In his subsequent opinion in the 2009 VRA case, in which the court seemed close to striking down Section 5, Roberts wrote that the government had made the bailout provision “all but a nullity.” In the three years since that verdict, however, more than 100 jurisdictions have been allowed to bail out of Section 5—more than twice as many in the nearly three decades before. It’s not even that expensive to bail out; the usual cost is $5,000. The reason Shelby County hasn’t been able to take advantage of the bailout provision is that in 2006, county election officials redistricted the only black city council member in one of the county’s towns out of a job.”

And right on cue, Texas, South Carolina, and Georgia rush to disenfranchise traditionally democratic party voters in clever and subtle ways that don’t overtly refer to race.

I thought that Paul taught us that in Christ we are all one. I guess that’s too literal an understanding for some Episcopalians to stand behind when it comes to US politics?

Jim Naughton

The question isn’t whether Congress acted in a way that the court approves of or is beyond criticism. The question is whether it acted, and it did. Decisively.
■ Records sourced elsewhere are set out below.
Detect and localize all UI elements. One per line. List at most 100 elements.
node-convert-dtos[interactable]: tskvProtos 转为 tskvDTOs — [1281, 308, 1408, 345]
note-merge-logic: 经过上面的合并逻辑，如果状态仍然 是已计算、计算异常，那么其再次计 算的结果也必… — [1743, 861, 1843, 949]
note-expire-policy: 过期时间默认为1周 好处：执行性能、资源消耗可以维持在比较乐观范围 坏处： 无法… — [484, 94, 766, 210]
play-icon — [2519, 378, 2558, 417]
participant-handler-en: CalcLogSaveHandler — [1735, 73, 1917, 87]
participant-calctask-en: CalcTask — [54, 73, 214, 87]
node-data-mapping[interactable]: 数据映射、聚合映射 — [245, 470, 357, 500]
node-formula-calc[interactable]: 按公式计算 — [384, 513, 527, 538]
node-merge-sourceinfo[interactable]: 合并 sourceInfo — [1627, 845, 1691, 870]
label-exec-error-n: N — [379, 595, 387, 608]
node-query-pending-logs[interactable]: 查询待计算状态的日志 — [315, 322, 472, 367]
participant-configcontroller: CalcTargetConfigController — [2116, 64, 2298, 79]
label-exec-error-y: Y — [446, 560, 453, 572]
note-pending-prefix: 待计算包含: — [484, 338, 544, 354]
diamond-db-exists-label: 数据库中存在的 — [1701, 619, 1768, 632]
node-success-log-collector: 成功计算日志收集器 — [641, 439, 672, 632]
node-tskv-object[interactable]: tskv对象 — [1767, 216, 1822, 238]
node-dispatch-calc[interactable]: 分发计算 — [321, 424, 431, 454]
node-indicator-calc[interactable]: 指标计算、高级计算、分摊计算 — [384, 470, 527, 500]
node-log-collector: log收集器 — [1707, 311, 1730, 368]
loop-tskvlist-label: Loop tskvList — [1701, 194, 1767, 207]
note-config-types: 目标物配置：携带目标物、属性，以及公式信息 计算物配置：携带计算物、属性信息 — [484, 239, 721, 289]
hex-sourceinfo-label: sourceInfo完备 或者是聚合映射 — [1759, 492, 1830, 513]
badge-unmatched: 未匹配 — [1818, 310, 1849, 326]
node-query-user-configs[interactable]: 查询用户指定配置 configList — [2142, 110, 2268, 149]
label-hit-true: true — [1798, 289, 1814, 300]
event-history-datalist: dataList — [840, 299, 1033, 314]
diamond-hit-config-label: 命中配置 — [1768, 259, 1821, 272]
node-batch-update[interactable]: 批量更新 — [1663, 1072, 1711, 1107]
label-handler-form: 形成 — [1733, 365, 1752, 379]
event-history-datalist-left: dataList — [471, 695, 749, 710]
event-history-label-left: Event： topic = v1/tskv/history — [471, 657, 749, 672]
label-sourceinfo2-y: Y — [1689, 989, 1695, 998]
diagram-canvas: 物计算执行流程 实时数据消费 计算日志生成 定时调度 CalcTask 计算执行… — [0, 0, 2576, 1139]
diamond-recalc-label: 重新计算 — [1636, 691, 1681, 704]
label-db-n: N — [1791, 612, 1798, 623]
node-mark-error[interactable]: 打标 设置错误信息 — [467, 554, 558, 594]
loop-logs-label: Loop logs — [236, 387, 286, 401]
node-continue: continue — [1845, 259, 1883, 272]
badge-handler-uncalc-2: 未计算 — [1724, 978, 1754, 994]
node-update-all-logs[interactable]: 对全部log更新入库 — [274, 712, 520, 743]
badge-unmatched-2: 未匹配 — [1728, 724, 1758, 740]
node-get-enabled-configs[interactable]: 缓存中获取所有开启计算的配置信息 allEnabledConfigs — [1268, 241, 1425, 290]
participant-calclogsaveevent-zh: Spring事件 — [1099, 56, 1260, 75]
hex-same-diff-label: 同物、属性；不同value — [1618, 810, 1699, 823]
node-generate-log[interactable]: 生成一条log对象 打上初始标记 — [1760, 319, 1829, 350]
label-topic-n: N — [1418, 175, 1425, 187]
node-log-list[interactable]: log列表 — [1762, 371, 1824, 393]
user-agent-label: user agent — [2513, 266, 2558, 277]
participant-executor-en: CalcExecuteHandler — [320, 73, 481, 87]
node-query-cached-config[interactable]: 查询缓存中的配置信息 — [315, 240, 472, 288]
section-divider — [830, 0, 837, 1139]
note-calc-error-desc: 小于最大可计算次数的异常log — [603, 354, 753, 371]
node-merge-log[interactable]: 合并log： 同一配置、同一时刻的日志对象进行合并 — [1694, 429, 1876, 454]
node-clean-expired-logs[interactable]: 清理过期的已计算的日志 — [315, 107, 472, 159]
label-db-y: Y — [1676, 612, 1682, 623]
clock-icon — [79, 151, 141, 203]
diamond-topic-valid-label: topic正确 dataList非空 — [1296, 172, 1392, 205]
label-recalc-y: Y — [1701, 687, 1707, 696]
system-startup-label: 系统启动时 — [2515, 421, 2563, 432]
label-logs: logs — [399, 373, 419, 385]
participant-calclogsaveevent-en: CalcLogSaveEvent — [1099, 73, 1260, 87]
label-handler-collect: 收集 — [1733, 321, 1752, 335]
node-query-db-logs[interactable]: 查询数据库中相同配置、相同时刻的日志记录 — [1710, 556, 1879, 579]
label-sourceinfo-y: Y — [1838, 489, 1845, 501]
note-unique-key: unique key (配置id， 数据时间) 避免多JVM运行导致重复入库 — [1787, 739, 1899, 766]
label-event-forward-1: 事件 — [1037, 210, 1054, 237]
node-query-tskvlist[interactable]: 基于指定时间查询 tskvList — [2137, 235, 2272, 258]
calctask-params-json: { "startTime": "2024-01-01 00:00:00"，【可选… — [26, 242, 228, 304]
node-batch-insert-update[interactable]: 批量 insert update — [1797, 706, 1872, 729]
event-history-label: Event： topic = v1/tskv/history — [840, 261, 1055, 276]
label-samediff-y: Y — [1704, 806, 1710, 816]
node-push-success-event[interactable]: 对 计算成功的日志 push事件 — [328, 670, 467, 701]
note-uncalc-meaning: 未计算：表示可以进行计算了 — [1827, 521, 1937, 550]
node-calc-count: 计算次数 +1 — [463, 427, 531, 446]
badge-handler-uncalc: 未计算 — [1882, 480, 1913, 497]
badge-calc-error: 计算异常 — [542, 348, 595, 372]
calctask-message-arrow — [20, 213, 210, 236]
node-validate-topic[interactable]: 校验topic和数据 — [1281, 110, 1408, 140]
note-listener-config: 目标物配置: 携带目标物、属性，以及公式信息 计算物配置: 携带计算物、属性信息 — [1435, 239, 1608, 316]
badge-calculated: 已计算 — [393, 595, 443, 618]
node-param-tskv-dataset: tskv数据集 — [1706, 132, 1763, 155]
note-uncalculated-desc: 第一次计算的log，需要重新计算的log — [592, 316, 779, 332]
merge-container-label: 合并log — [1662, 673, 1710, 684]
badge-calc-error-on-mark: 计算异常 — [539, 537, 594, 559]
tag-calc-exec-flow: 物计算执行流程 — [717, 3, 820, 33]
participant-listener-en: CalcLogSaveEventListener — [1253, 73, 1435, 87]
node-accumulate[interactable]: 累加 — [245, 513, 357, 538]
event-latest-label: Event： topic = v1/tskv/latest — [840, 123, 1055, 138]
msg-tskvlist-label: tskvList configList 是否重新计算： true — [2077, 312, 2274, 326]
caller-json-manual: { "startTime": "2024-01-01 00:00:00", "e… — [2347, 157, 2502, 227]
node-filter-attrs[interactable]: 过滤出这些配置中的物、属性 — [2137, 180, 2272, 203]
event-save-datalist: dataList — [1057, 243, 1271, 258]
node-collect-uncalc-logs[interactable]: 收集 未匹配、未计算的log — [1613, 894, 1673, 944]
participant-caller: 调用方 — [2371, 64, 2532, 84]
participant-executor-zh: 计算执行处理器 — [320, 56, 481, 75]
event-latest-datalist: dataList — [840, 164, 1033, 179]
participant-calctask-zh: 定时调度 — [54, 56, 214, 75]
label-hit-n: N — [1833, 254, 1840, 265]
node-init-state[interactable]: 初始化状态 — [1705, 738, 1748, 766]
In this situation, one can err on the side of being too rigorous on states and other jurisdictions, or one can err on the side of depriving minorities of the vote. Texas has already announced plans for a voter ID law.

John B. Chilton

Congress acted, but didn’t act. My opinion. They didn’t want to open the can of worms and take a serious look at coverage formula. How can you treat states unequally in perpetuity under the rule of law? There should be a way to work yourself out of the dog house. Or to get into the dog house if it’s deserved. Instead Congress votes by overwhelming majorities and congratulates itself. Craven in my view. I know some states still deserve to be in the dog house, but maybe some others do, too. The reason for periodic voting of the Civil Rights Act is inherent the act — to do a serious reexamination of which localities should be covered. Instead, Congress is punting. Where’s the accountability, repentance and reconciliation in that?

Jim Naughton

Congress did act, John. In 2008, the House reauthorized the act 390-33. The Senate reauthorized it 98-0. The 5-4 majority of the court just didn’t care for how it acted.

John B. Chilton

The Court is saying that because Congress has essentially left Section 4 unchanged since 1965 (the section that defines which states needed to be monitored) that makes section 4 unconstitutional — because Congress ought to gone and asked which states still need to apply for preapproval, and indeed which states ought to be added. It’s not the court’s responsibility to accomodate Congress’s failure to act, to open up a painful assessment of which localities ought to be covered given their behavior _today_.

This is true even though ruling Section 4 (which localities are covered under section 5) unconstitutional makes Section 5 (preclearance of local voting rules changes) an empty shell.